The contest started this morning on a day that has traditionally become a bloodbath of lowly ranked tour surfers as they're lined up against a dozen flint-hard Pipeline specialists. The phrase "Christians and lions" has been used more than once before to describe it. But things have changed. The place was firing at dawn, four-to-eight feet with your dream Backdoor wave just waiting for you, but from the outset when Zeke Lau lost to Pat Gudauskas it was clear the place didn't have the same bad voodoo for tour backmarkers it once had. Pat won easy, and a pattern was set.
Like life itself, you don't choose how you get to check out of pro surfing, and I'm sure what happened to Kieren Perrow early this morning wasn't exactly what he had in mind. He had a posse of friends ready to head down the beach and chair him up were he to lose. He's a popular figure on Tour and rightly so. As Monty Python would describe him, he has "not only done only more than not anyone for our Society, but nonetheless has only done more." He's given too many hours as shop steward of the surfer's union over the years, will be owed a debt of gratitude by every pro surfer for the next 20 years, and along the way has forged an unlikely pro career centered around pulling into giant closeouts, some of which have occasionally refused to do so.
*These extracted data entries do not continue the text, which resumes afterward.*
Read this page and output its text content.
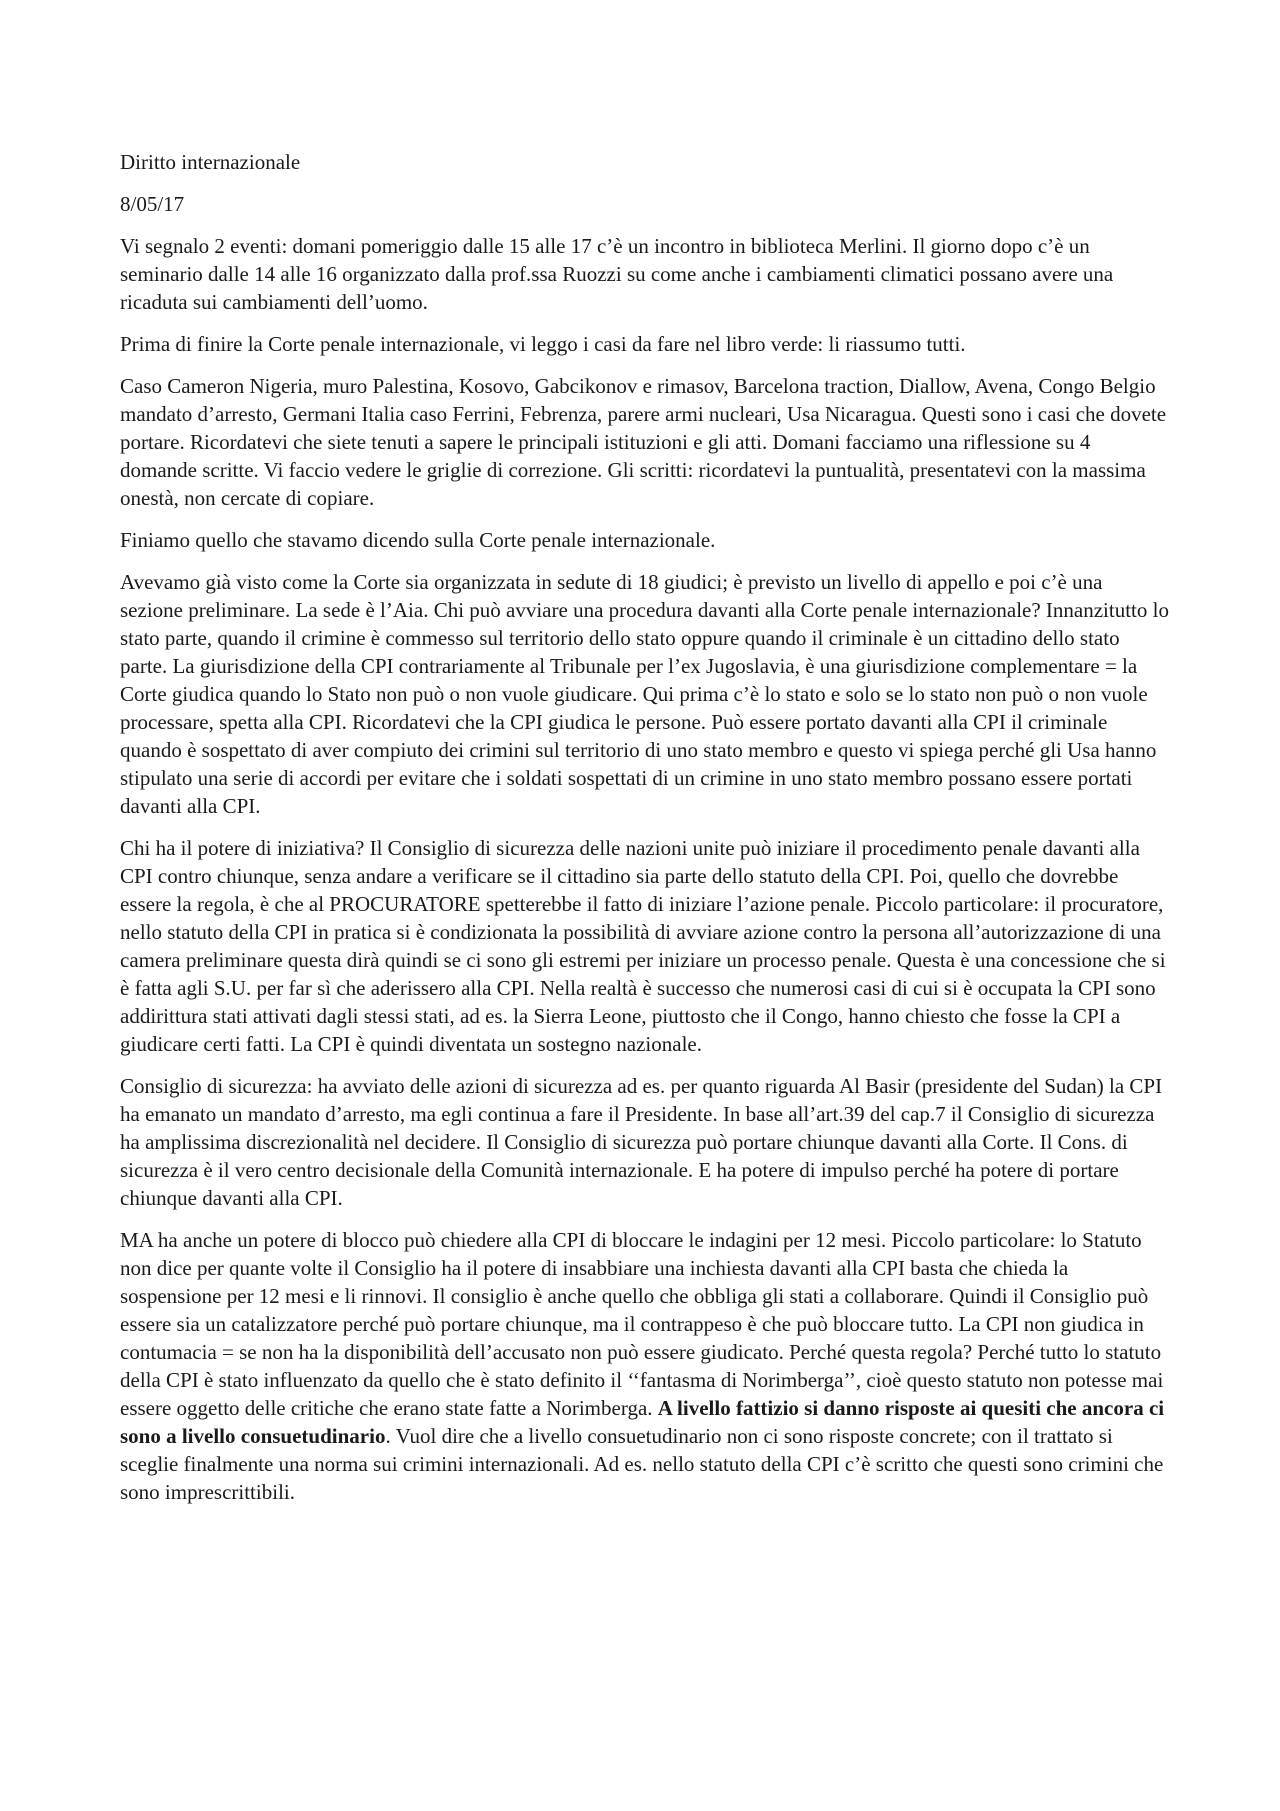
Diritto internazionale

8/05/17

Vi segnalo 2 eventi: domani pomeriggio dalle 15 alle 17 c’è un incontro in biblioteca Merlini. Il giorno dopo c’è un seminario dalle 14 alle 16 organizzato dalla prof.ssa Ruozzi su come anche i cambiamenti climatici possano avere una ricaduta sui cambiamenti dell’uomo.

Prima di finire la Corte penale internazionale, vi leggo i casi da fare nel libro verde: li riassumo tutti.

Caso Cameron Nigeria, muro Palestina, Kosovo, Gabcikonov e rimasov, Barcelona traction, Diallow, Avena, Congo Belgio mandato d’arresto, Germani Italia caso Ferrini, Febrenza, parere armi nucleari, Usa Nicaragua. Questi sono i casi che dovete portare. Ricordatevi che siete tenuti a sapere le principali istituzioni e gli atti. Domani facciamo una riflessione su 4 domande scritte. Vi faccio vedere le griglie di correzione. Gli scritti: ricordatevi la puntualità, presentatevi con la massima onestà, non cercate di copiare.

Finiamo quello che stavamo dicendo sulla Corte penale internazionale.

Avevamo già visto come la Corte sia organizzata in sedute di 18 giudici; è previsto un livello di appello e poi c’è una sezione preliminare. La sede è l’Aia. Chi può avviare una procedura davanti alla Corte penale internazionale? Innanzitutto lo stato parte, quando il crimine è commesso sul territorio dello stato oppure quando il criminale è un cittadino dello stato parte. La giurisdizione della CPI contrariamente al Tribunale per l’ex Jugoslavia, è una giurisdizione complementare = la Corte giudica quando lo Stato non può o non vuole giudicare. Qui prima c’è lo stato e solo se lo stato non può o non vuole processare, spetta alla CPI. Ricordatevi che la CPI giudica le persone. Può essere portato davanti alla CPI il criminale quando è sospettato di aver compiuto dei crimini sul territorio di uno stato membro e questo vi spiega perché gli Usa hanno stipulato una serie di accordi per evitare che i soldati sospettati di un crimine in uno stato membro possano essere portati davanti alla CPI.

Chi ha il potere di iniziativa? Il Consiglio di sicurezza delle nazioni unite può iniziare il procedimento penale davanti alla CPI contro chiunque, senza andare a verificare se il cittadino sia parte dello statuto della CPI. Poi, quello che dovrebbe essere la regola, è che al PROCURATORE spetterebbe il fatto di iniziare l’azione penale. Piccolo particolare: il procuratore, nello statuto della CPI in pratica si è condizionata la possibilità di avviare azione contro la persona all’autorizzazione di una camera preliminare questa dirà quindi se ci sono gli estremi per iniziare un processo penale. Questa è una concessione che si è fatta agli S.U. per far sì che aderissero alla CPI. Nella realtà è successo che numerosi casi di cui si è occupata la CPI sono addirittura stati attivati dagli stessi stati, ad es. la Sierra Leone, piuttosto che il Congo, hanno chiesto che fosse la CPI a giudicare certi fatti. La CPI è quindi diventata un sostegno nazionale.

Consiglio di sicurezza: ha avviato delle azioni di sicurezza ad es. per quanto riguarda Al Basir (presidente del Sudan) la CPI ha emanato un mandato d’arresto, ma egli continua a fare il Presidente. In base all’art.39 del cap.7 il Consiglio di sicurezza ha amplissima discrezionalità nel decidere. Il Consiglio di sicurezza può portare chiunque davanti alla Corte. Il Cons. di sicurezza è il vero centro decisionale della Comunità internazionale. E ha potere di impulso perché ha potere di portare chiunque davanti alla CPI.

MA ha anche un potere di blocco può chiedere alla CPI di bloccare le indagini per 12 mesi. Piccolo particolare: lo Statuto non dice per quante volte il Consiglio ha il potere di insabbiare una inchiesta davanti alla CPI basta che chieda la sospensione per 12 mesi e li rinnovi. Il consiglio è anche quello che obbliga gli stati a collaborare. Quindi il Consiglio può essere sia un catalizzatore perché può portare chiunque, ma il contrappeso è che può bloccare tutto. La CPI non giudica in contumacia = se non ha la disponibilità dell’accusato non può essere giudicato. Perché questa regola? Perché tutto lo statuto della CPI è stato influenzato da quello che è stato definito il ‘‘fantasma di Norimberga’’, cioè questo statuto non potesse mai essere oggetto delle critiche che erano state fatte a Norimberga. A livello fattizio si danno risposte ai quesiti che ancora ci sono a livello consuetudinario. Vuol dire che a livello consuetudinario non ci sono risposte concrete; con il trattato si sceglie finalmente una norma sui crimini internazionali. Ad es. nello statuto della CPI c’è scritto che questi sono crimini che sono imprescrittibili.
But instead of being chaired up the beach by his peers he was carted up the beach on an ATV, the Pipeline meat wagon, and deposited into the doctors tent to have his shoulder popped back into place. The place that has broken his heart while also providing the highlight of his career, Pipe had one last turn in store for him, and tonight as this report goes live he's out at Turtle Bay singing karaoke, holding the microphone with his good arm while his other is in a sling. KP goes out today a Pipe Master and a good bloke, and that's more than most could ever hope for.
Kelly and Mick will in all likelihood surf tomorrow. They will, however, only meet if they both make the Final, and by then the world title will already be heading back to Coolangatta. Instead, this contest will be decided by allies in the draw and other surfers with something to surf for. Cutting the draw in half and seeing who lies on what side of the border there are two names we need to talk about, and two juicy heats in prospect. On the top half of the draw Mick could very well end up with John John in the Quarters. For Mick, that's just one heat away from a world title, and he may very well have to surf through the toughest guy in the draw to get there. On the bottom half of the draw – if they both keep winning – Kelly will meet Parko. When Kelly lost the world title to Joel last year the pair never met, it was all done by proxy. Joel may very well be gifted the chance to win the world title for his good friend, Mick, and another layer in that story may be added.
But at this point, fellow haoles, it's time to sleep. Serenity now. The jungle will rumble tomorrow.